4 Responses to “Employee Engagement: Lifting the Bar”

  1. Karen Says:

    Great post Les. I concur that challenging work and support for career development are major engagement/retention factors for employees, especially in the 30s and 40s. Employees want to invest their time and energy wisely, especially if they’ve seen their parents let go after a lifetime of loyalty to a company. Especially problematic is the world of flatter organizations and cubicle farms; they don’t lend themselves to challenging work, pay/status for performance, or hopes of getting the corner office. Employee surveys help when management honestly communicates results and its response.
    Cheers from Canada,

  2. Leslie Allan Says:

    Hi Karen. Thanks for your compliment. Yes, I agree that the employment landscape has changed radically, especially since the GFC. And you’re right, employee surveys are a great way of finding out how your employees feel, especially for larger organizations. As you say, the trick is in acting on the results.

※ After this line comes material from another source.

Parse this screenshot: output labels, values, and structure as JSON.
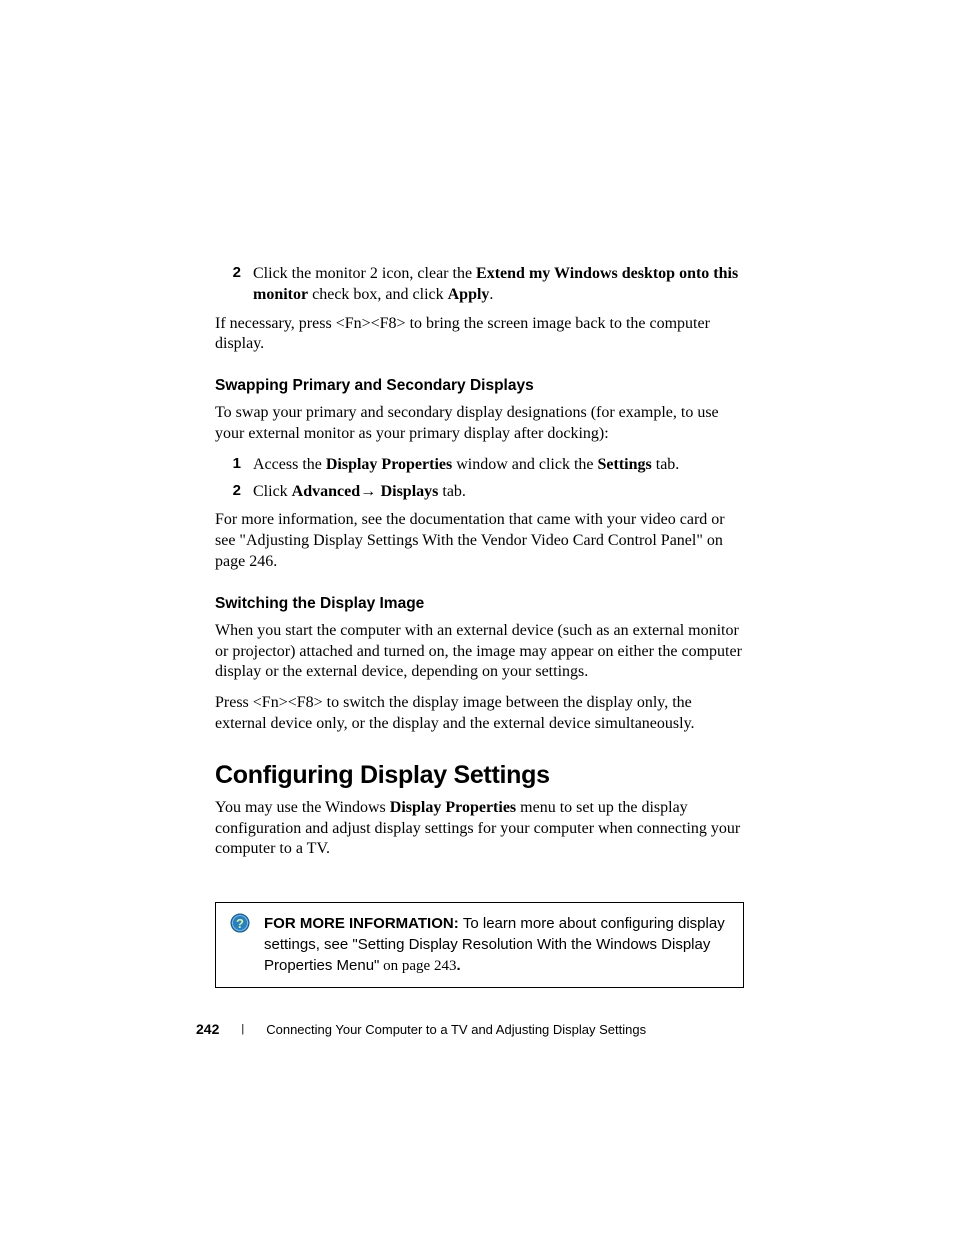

    Kind Regards, Les Allan

  3. Maree Harris Says:

    Les, I was interested in the study’s findings that employee focus on career goals has strengthened since the 2009 study. You suggested that this may be due to post GFC uncertainty and that there may be a yearning for the old long term tenure position. In my work as a facilitator of leadership development and a coach, this aspect of the study is particularly pertinent. It could be argued that “careers” as we have known them are disappearing. Certainly the professions are being challenged at every turn to re-create themselves. In this complex and uncertain environment, the idea, that we can enter a field of practice or expertise and rise through it to reach the top or whatever level we aspire to, is questionable. Such a process is challenged from many directions as I suspect people in this study have discovered. The idea of long term employment in one career or professional or industry sector is also being challenged. What we need to be aspiring towards is long term employability and skilling people with the kinds of skills that will equip them to work in this complex environment in pro-active and innovative ways – skills that will sustain their professional development in whatever field they are working. These are skills like self-awareness, resilience, pro-activity, emotional intelligence, for example. We need to have skills to lead ourselves through these uncertain times. Few organisations make training in these skills a priority in their budgets.

  4. Leslie Allan Says:

    Hi Maree, Thanks for sharing your experience and your perceptive observations. Yes, perhaps organizations are not spending as many resources on helping their employees progress internally.

    Organizations that don’t spend any resources on helping their employees grow their careers either inside the organization or beyond are losing out on employee commitment and drive. Helping employees deal with uncertainty and disappointment and giving them the skills to get ahead, as you say, goes a long way towards getting that extra bit of commitment and enthusiasm. Thanks again for sharing.